Apache Gump is the Python-based continuous integration tool of the Apache Software Foundation. It provides support for Apache Ant, Apache Maven, and other build tools. Being tight to the Apache ecosystem, Gump provides some unique features, such as its ability to build and compile software using the latest development versions of the Apache build projects and tools. In this way, Gump is able to automatically identify library inconsistencies, while being immune to changes made to the respective Apache projects. Gump can run on a developer’s machine or DevOps data center. However, the project maintains its own dedicated server, where several Apache projects and their dependencies are built. Gump maintains projects’ definitions and dependencies in a proper in-memory XML object. Hence, project definitions are mapped from XML into in-memory objects for processing.

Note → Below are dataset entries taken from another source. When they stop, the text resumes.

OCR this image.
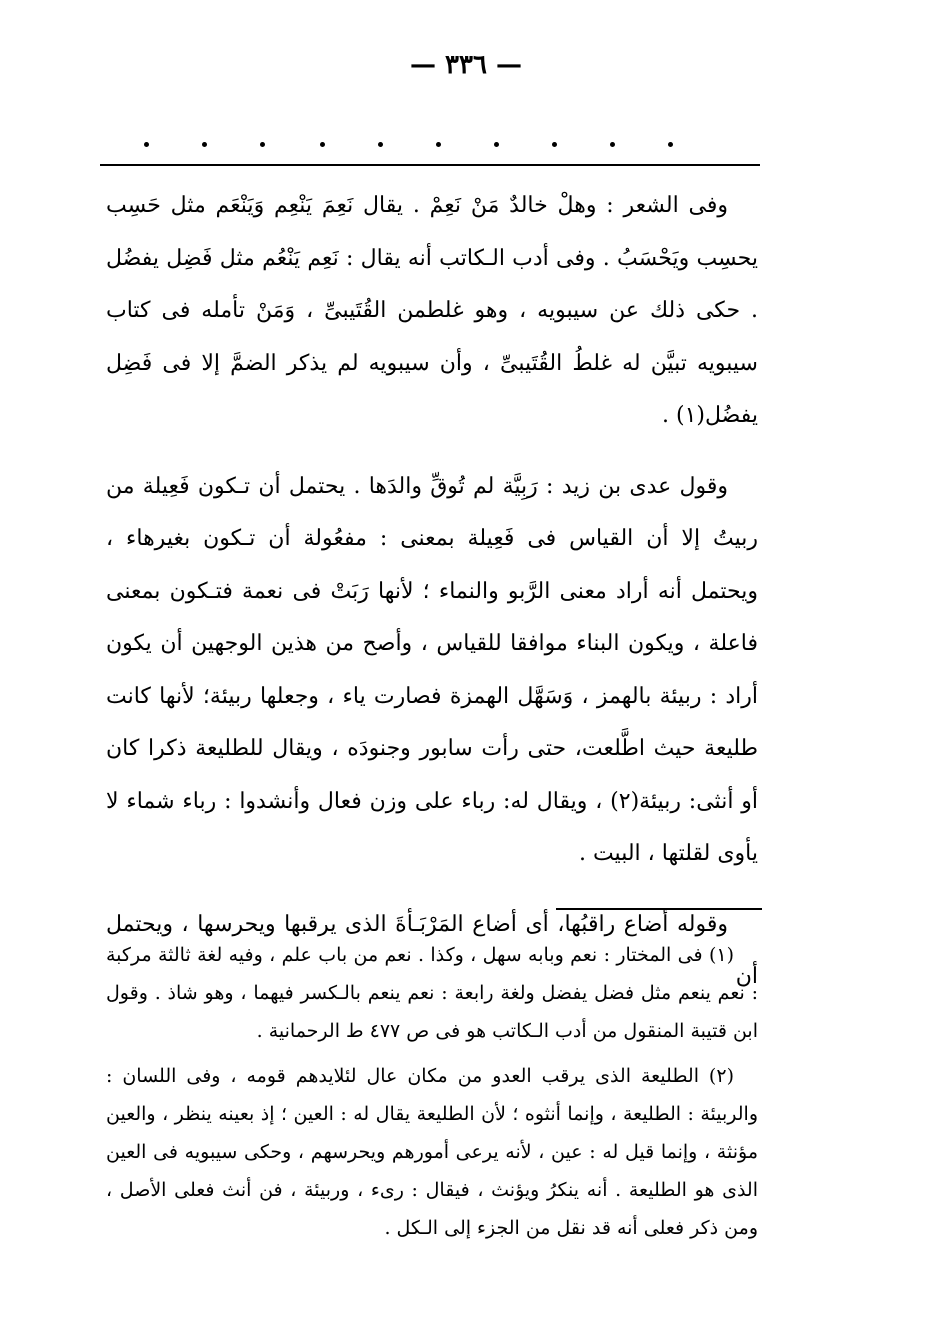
— ٣٣٦ —

وفى الشعر : وهلْ خالدٌ مَنْ نَعِمْ . يقال نَعِمَ يَنْعِم وَيَنْعَم مثل حَسِب يحسِب ويَحْسَبُ . وفى أدب الـكاتب أنه يقال : نَعِم يَنْعُم مثل فَضِل يفضُل . حكى ذلك عن سيبويه ، وهو غلطمن القُتَيبىِّ ، وَمَنْ تأمله فى كتاب سيبويه تبيَّن له غلطُ القُتَيبىِّ ، وأن سيبويه لم يذكر الضمَّ إلا فى فَضِل يفضُل(١) .

وقول عدى بن زيد : رَبِيَّة لم تُوقِّ والدَها . يحتمل أن تـكون فَعِيلة من ربيتُ إلا أن القياس فى فَعِيلة بمعنى : مفعُولة أن تـكون بغيرهاء ، ويحتمل أنه أراد معنى الرَّبو والنماء ؛ لأنها رَبَتْ فى نعمة فتـكون بمعنى فاعلة ، ويكون البناء موافقا للقياس ، وأصح من هذين الوجهين أن يكون أراد : ربيئة بالهمز ، وَسَهَّل الهمزة فصارت ياء ، وجعلها ربيئة؛ لأنها كانت طليعة حيث اطَّلعت، حتى رأت سابور وجنودَه ، ويقال للطليعة ذكرا كان أو أنثى: ربيئة(٢) ، ويقال له: رباء على وزن فعال وأنشدوا : رباء شماء لا يأوى لقلتها ، البيت .

وقوله أضاع راقبُها، أى أضاع المَرْبَـأةَ الذى يرقبها ويحرسها ، ويحتمل أن

(١) فى المختار : نعم وبابه سهل ، وكذا . نعم من باب علم ، وفيه لغة ثالثة مركبة : نعم ينعم مثل فضل يفضل ولغة رابعة : نعم ينعم بالـكسر فيهما ، وهو شاذ . وقول ابن قتيبة المنقول من أدب الـكاتب هو فى ص ٤٧٧ ط الرحمانية .

(٢) الطليعة الذى يرقب العدو من مكان عال لئلايدهم قومه ، وفى اللسان : والربيئة : الطليعة ، وإنما أنثوه ؛ لأن الطليعة يقال له : العين ؛ إذ بعينه ينظر ، والعين مؤنثة ، وإنما قيل له : عين ، لأنه يرعى أمورهم ويحرسهم ، وحكى سيبويه فى العين الذى هو الطليعة . أنه ينكرُ ويؤنث ، فيقال : رىء ، وربيئة ، فن أنث فعلى الأصل ، ومن ذكر فعلى أنه قد نقل من الجزء إلى الـكل .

Bamboo is one more CI tool that supports integrated pipelines comprising automated builds, automated tests, and releases. Specifically, Bamboo supports building, testing and deployment functionalities. In terms of builds, it enables the setup of multi-stage build plans, which can include triggers associated with commits. As far as testing is concerned, Bamboo supports the execution of parallel automated tests that are run whenever there is a code change. It also supports automated deployment workflows, while dealing with aspects such as authorizations and authentication during deployment. Similar to other CI tools, Bamboo can be integrated with collaboration and bug tracking suites like Jira and Bitbucket. It is also extensible based on a rich collection of plugins, which are available in Bamboo’s CI marketplace.

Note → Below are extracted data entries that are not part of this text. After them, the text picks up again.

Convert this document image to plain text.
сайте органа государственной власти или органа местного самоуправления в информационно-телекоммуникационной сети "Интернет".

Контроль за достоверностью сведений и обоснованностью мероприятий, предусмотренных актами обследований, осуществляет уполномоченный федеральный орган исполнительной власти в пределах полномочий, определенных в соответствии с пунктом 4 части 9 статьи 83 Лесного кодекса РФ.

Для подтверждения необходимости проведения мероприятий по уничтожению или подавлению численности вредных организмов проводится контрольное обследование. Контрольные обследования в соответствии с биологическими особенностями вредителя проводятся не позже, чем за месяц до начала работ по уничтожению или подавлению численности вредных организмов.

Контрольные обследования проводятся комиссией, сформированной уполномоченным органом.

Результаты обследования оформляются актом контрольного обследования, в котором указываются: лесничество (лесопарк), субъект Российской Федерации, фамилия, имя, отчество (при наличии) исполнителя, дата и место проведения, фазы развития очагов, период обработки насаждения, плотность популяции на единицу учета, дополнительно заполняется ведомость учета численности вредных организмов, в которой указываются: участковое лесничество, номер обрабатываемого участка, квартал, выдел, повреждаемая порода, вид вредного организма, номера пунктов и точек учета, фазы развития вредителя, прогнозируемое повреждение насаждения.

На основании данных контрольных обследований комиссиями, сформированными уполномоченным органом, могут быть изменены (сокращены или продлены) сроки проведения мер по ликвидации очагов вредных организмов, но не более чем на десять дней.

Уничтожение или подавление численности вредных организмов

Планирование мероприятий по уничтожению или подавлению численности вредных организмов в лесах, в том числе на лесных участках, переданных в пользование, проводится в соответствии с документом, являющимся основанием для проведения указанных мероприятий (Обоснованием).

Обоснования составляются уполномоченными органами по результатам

The above list of CI tools, yet non-exhaustive, outlines the main CI functionalities which are currently available to the DevOps teams. While the presented tools feature commonalities in the functionalities that they support, each one of them provides a set of unique selling propositions. Therefore, the task of selecting a CI tool can be particularly challenging. Relevant selections need to take into account both the technical characteristics and the cost of each solution, as well as how it matches the development and deployment requirements at hand. Among the main considerations are the nature of the CI/CD hosting environment (e.g., on-premise, cloud-based, hybrid) that should be supported, the need for integrating with other platforms and tools (e.g., GitHub, GitLab, Docker, Kubernetes), the target functional requirements (e.g., in terms of pipelines and workflows), as well as the community support that each tool provides. These considerations have to be confronted with the capabilities of the various tools while taking into account budgetary considerations. No matter how the selection process works, there is no DevOps without an effective CI tool that meets the development and deployment needs.